Chapter-wise, there's an introduction to the idea that modern kitchens are too standardized and glamorized to be well-matched to the needs of the cook, and the idea of customizing the kitchen to personal use patterns, as well as a discussion of realistic average patterns. There's a chapter talking about fitting the kitchen with the layout of the house as a whole, as well as a chapter focusing on where to put different task areas within a given kitchen. Interesting discussion of choosing where things are stored affects the functionality of the kitchen as much as the layout choices of where the appliances go. Nice ideas about comparing layouts using a string to map your walk between stations while doing various tasks.
Also practical chapters on budgeting money and time for your project, and how to hire help, though this is partly outdated.
Because he's all about customizing the kitchen to the space, there are 2-3 carpentry chapters on cabinet design (door/drawer size choices), in-place cabinet construction (using the room walls and neighboring cabinets as sides/back instead of lots of freestanding Nx24x36 boxes), as well as an appendix on a simple home woodshop to do this in.
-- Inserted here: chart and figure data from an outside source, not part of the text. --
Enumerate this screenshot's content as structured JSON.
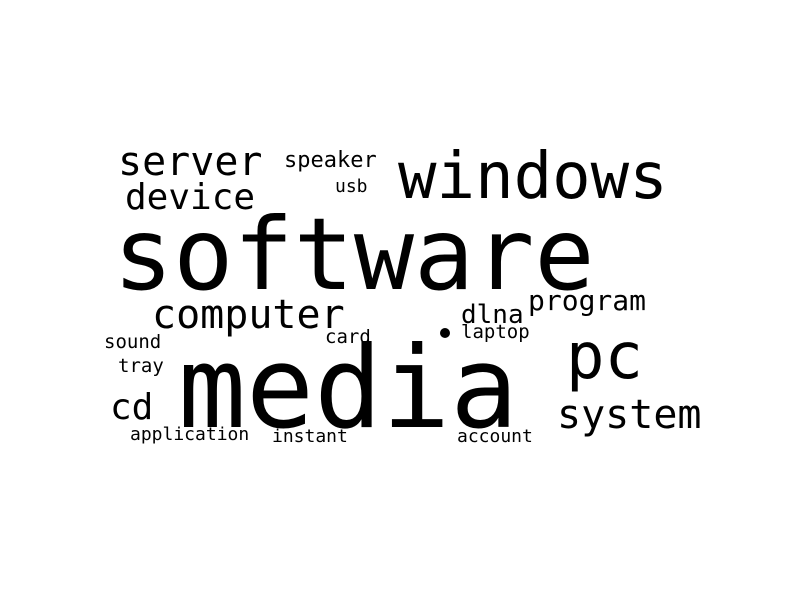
{
  "words": [
    {
      "text": "software",
      "id": "software"
    },
    {
      "text": "media",
      "id": "media"
    },
    {
      "text": "windows",
      "id": "windows"
    },
    {
      "text": "pc",
      "id": "pc"
    },
    {
      "text": "system",
      "id": "system"
    },
    {
      "text": "computer",
      "id": "computer"
    },
    {
      "text": "server",
      "id": "server"
    },
    {
      "text": "device",
      "id": "device"
    },
    {
      "text": "program",
      "id": "program"
    },
    {
      "text": "cd",
      "id": "cd"
    },
    {
      "text": "speaker",
      "id": "speaker"
    },
    {
      "text": "dlna",
      "id": "dlna"
    },
    {
      "text": "usb",
      "id": "usb"
    },
    {
      "text": "card",
      "id": "card"
    },
    {
      "text": "laptop",
      "id": "laptop"
    },
    {
      "text": "sound",
      "id": "sound"
    },
    {
      "text": "tray",
      "id": "tray"
    },
    {
      "text": "application",
      "id": "application"
    },
    {
      "text": "instant",
      "id": "instant"
    },
    {
      "text": "account",
      "id": "account"
    }
  ],
  "colors": {
    "background": "#ffffff",
    "text": "#000000"
  }
}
Another appendix deals with efficiency studies, motions used in food preparation and cleanup, etc. The author often refers to Frank and Lillian Gilbreth's efficient design principles - meaning that as a fan of Cheaper by the Dozen, I found Clark's design advice even more appealing.

All around, somebody would have to be very inspired by this design philosophy to need every chapter of this book, but even knowing I'm not interested in some of his ideas (I'm so buying ready-made cabinets, and I'm not into open shelving) there are some great ideas about how to make a kitchen very useable. While the book encourages me to ignore some "rules" of standard modern design as I make my kitchen flow logically for me, the same "do what suits you" principle argues that I can ignore Clark, too, if I decide that's best. Take what you need and leave the rest, but it's all a good read.
1 of 1 people found the following review helpful
Best kitchen design book by far April 2 2007
By J & A - Published on Amazon.com
Format: Paperback Verified Purchase
This book helped us redesign out kitchen to be much more efficient and a joy to work in. Definitely the best home design book I've seen.